- High: 2
- Medium: 0
- Low: 0
The claimReward function within the Staking module has a vulnerability. If a user claims a reward for the first time, the lastClaim mapping value is set to the timestamp of the soulmate matching. However, if the user has not staked any tokens before claiming rewards, there is a possibility to claim a disproportionate amount of reward.
If the idToCreationTimestamp mapping value for a couple is denoted as x, and after y days, where y is an extremely large value, the user can stake love tokens and immediately claim the reward. The lastClaim value is configured to the idToCreationTimestamp mapping value. Consequently, the amountToClaim will be extremely large, even though the user did not stake tokens for the expected duration.
This vulnerability allows users to claim a disproportionate amount of tokens, potentially exploiting the system.
Manual Review
To mitigate this risk, consider implementing a mechanism to lock the tokens during the reward period. This would prevent users from exploiting the system by claiming rewards without staking tokens for the appropriate duration.
The claimAirdrop function lacks validation to determine whether the user is reunited or not. If a user who is not reunited attempts to claim the reward, the idToCreationTimestamp mapping value remains the default, resulting in a calculation error. This miscalculation could lead to a significant value for numberOfDaysInCouple, potentially exceeding the balance of the vault contract and causing the withdrawal of all funds.
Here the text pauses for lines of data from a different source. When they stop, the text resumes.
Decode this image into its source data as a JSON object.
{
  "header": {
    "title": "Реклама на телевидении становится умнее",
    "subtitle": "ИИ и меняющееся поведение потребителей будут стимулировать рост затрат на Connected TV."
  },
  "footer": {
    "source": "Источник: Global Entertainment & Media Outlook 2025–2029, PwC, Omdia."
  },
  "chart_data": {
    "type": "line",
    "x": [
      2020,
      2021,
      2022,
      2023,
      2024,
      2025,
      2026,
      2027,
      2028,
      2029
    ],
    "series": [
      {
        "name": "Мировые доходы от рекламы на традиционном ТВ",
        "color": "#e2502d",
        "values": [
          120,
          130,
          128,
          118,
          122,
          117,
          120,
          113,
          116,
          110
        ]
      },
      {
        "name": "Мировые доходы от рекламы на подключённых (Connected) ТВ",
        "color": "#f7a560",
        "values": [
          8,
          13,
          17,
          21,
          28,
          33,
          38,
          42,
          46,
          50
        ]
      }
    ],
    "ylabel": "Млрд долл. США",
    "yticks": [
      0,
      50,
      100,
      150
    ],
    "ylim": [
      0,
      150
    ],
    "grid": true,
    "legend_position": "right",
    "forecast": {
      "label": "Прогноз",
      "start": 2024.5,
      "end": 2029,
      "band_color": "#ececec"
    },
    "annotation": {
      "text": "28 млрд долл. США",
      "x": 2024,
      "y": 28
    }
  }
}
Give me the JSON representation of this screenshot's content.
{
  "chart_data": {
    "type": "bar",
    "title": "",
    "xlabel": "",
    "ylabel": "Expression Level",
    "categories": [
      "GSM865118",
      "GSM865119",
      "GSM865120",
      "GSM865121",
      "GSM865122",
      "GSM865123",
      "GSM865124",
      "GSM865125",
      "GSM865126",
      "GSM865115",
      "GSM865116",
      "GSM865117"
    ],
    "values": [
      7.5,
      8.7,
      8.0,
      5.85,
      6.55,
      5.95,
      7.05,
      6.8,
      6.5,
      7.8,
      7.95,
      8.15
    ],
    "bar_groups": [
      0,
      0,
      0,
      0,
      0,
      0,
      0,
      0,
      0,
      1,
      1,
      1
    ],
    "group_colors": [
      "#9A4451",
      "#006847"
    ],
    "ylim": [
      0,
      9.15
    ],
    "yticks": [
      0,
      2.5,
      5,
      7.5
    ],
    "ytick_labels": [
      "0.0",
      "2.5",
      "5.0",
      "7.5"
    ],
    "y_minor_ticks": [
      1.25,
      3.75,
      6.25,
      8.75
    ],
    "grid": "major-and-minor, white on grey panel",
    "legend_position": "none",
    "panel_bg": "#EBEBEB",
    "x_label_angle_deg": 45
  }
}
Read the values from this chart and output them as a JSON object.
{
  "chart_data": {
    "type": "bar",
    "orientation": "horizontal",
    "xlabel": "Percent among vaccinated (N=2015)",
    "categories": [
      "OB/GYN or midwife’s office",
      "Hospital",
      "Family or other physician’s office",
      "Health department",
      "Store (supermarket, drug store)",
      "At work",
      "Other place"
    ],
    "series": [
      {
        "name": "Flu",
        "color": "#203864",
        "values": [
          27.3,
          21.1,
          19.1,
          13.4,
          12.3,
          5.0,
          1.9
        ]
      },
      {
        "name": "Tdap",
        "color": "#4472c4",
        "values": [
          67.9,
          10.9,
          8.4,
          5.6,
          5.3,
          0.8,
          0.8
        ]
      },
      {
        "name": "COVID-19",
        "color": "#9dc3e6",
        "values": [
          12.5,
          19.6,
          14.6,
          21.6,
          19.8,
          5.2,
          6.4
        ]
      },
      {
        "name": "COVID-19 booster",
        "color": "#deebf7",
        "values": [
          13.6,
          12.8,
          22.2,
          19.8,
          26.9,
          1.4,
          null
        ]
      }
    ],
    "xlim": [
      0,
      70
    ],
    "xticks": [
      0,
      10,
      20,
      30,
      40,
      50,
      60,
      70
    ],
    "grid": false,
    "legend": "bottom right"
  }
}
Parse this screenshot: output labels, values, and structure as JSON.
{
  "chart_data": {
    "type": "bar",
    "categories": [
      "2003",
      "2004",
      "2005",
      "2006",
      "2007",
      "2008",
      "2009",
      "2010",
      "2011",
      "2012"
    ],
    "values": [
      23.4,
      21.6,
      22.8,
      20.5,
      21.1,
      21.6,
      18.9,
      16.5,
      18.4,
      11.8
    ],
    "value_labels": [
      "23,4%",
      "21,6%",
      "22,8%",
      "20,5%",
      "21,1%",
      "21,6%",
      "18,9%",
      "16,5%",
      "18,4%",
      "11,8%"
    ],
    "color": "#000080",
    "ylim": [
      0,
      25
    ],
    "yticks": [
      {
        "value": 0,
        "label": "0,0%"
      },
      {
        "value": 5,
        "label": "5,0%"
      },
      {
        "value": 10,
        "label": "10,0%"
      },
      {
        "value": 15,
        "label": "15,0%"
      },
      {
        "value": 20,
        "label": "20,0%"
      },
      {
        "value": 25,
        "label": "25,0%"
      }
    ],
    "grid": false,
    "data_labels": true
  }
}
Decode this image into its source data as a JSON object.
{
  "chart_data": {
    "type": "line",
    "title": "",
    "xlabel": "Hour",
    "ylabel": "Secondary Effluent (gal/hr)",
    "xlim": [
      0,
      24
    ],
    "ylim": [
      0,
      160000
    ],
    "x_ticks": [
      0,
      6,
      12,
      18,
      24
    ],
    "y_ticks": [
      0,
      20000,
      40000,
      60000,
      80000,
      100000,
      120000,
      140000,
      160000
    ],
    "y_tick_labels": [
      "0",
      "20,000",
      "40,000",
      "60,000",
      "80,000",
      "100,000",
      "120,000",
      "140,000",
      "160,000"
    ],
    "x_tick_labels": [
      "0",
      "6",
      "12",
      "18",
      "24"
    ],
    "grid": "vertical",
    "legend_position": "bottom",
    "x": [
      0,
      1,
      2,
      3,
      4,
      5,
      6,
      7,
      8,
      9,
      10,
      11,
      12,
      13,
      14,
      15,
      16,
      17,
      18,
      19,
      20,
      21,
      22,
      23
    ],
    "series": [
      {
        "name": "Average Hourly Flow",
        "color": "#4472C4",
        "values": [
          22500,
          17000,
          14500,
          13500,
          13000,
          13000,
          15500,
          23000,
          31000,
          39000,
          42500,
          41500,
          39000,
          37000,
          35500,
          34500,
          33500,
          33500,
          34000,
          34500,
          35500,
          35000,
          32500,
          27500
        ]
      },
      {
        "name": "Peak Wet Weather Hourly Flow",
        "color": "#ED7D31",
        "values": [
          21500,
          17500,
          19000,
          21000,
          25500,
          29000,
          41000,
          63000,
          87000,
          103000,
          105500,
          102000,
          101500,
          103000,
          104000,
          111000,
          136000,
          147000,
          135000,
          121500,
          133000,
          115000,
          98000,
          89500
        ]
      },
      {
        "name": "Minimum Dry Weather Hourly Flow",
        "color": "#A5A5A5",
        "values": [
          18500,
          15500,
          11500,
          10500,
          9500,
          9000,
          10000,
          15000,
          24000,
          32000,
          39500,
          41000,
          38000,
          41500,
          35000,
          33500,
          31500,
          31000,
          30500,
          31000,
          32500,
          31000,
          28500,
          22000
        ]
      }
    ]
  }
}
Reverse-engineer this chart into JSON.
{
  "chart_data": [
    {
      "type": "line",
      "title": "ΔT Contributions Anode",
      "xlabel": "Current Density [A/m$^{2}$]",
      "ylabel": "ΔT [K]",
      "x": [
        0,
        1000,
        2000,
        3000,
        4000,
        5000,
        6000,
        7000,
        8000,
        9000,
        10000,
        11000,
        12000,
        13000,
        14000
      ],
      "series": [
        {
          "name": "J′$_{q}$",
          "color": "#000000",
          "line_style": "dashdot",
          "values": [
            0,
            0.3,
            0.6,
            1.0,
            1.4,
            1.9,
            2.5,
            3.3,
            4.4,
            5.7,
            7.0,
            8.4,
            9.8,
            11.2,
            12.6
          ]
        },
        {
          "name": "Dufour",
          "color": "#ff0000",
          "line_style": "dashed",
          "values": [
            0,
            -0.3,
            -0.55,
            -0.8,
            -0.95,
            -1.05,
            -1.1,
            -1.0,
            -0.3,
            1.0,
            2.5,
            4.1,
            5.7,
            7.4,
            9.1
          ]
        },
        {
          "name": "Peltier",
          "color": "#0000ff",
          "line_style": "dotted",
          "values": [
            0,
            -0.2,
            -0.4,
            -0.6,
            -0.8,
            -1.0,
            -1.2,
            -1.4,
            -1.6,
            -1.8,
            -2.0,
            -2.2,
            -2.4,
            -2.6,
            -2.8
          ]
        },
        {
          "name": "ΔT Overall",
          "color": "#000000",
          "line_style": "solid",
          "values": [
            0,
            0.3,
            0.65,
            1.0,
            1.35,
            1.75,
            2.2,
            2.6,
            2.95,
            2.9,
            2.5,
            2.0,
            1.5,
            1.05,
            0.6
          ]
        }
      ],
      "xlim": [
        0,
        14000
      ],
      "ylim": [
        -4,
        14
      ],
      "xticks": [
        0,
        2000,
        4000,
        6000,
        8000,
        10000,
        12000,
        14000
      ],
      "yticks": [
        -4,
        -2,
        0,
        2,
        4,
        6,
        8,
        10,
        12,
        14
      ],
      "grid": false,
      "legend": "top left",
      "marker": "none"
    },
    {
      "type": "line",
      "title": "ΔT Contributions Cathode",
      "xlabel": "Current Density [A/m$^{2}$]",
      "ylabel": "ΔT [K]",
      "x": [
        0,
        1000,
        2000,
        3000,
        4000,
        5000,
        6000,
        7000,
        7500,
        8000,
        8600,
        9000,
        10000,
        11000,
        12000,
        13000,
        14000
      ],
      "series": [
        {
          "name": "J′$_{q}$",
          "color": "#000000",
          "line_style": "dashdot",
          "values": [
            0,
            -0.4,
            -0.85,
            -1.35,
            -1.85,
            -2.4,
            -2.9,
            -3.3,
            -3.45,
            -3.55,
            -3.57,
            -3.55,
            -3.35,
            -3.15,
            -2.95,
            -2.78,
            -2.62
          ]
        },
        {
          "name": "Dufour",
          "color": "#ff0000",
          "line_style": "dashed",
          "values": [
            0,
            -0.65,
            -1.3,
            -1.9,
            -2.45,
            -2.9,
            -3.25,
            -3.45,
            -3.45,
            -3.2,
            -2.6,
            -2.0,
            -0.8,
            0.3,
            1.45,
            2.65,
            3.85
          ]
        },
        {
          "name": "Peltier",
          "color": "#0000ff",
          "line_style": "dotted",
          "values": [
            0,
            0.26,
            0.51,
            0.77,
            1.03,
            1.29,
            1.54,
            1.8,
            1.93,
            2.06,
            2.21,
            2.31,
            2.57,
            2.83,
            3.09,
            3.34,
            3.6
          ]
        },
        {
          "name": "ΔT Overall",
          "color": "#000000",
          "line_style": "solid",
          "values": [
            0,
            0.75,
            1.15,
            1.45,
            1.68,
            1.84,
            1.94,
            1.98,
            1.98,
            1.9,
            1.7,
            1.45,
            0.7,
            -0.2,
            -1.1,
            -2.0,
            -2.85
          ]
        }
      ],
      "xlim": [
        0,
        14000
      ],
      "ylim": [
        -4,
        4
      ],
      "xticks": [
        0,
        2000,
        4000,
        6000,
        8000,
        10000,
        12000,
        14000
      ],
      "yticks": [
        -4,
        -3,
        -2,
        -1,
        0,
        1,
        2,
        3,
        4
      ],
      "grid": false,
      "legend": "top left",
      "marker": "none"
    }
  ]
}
If a user is not reunited, either because they minted a soulmate NFT but did not find a match or did not mint an NFT at all, attempting to claim the reward in the Airdrop leads to an issue. The idToCreationTimestamp mapping value is not updated, remaining at the default zero value. The calculation of numberOfDaysInCouple becomes the pure result of block.timestamp / daysInSecond, representing the days since the initial block creation. Consequently, the tokenAmountToDistribute becomes excessively large, potentially causing the user to drain all funds in the Airdrop vault contract.
A test scenario exemplifies this potential issue:
function test_AllFundsDrained() public {
vm.warp(10_000 days + 1 seconds);
vm.prank(soulmate1);
airdropContract.claim();
assertEq(loveToken.balanceOf(soulmate1), 10_000 ether);
}
In this case, soulmate1, who did not mint any tokens, still receives 10,000 love tokens as a reward, deviating from the intended specification.
Manual Review
To address this vulnerability, it is recommended to add validation checks to determine whether the user is reunited or not. Additionally, consider validating whether idToCreationTimestamp is at its default value before proceeding with the reward claim.
M-01. ILoveToken does not follow ERC-20 Specification, leading to failure of operation when interacting with the protocol
While LoveToken adheres to the ERC-20 token standard, its interface, ILoveToken, is inconsistent with the ERC-20 token interface. This discrepancy may lead to user confusion during interactions with the protocol.
The LoveToken contract utilizes the solmate template for ERC-20 tokens. In a standard ERC-20 token, the transfer, transferFrom, and approve functions are expected to return a boolean to indicate the success of the operation.
function transfer(address _to, uint256 _value) public returns (bool success)
function transferFrom(address _from, address _to, uint256 _value) public returns (bool success)
function approve(address _spender, uint256 _value) public returns (bool success)
However, in ILoveToken, the interface for LoveToken, there is a slight difference:
function transfer(address to, uint256 amount) external;
function transferFrom(address from, address to, uint256 amount) external;
function approve(address to, uint256 amount) external;It does not include a return boolean value. Interacting with these functions using a contract compiled with Solidity > 0.4.22 will result in execution failure due to the missing return value.
If the protocol is deployed and users claim Love Tokens, attempting to interact with the contract using ILoveToken as a reference may prove unsuccessful.
Slither
To solve this issue, update the ILoveToken interface to align with the ERC-20 token standard by adding return values to the transfer, transferFrom, and approve functions.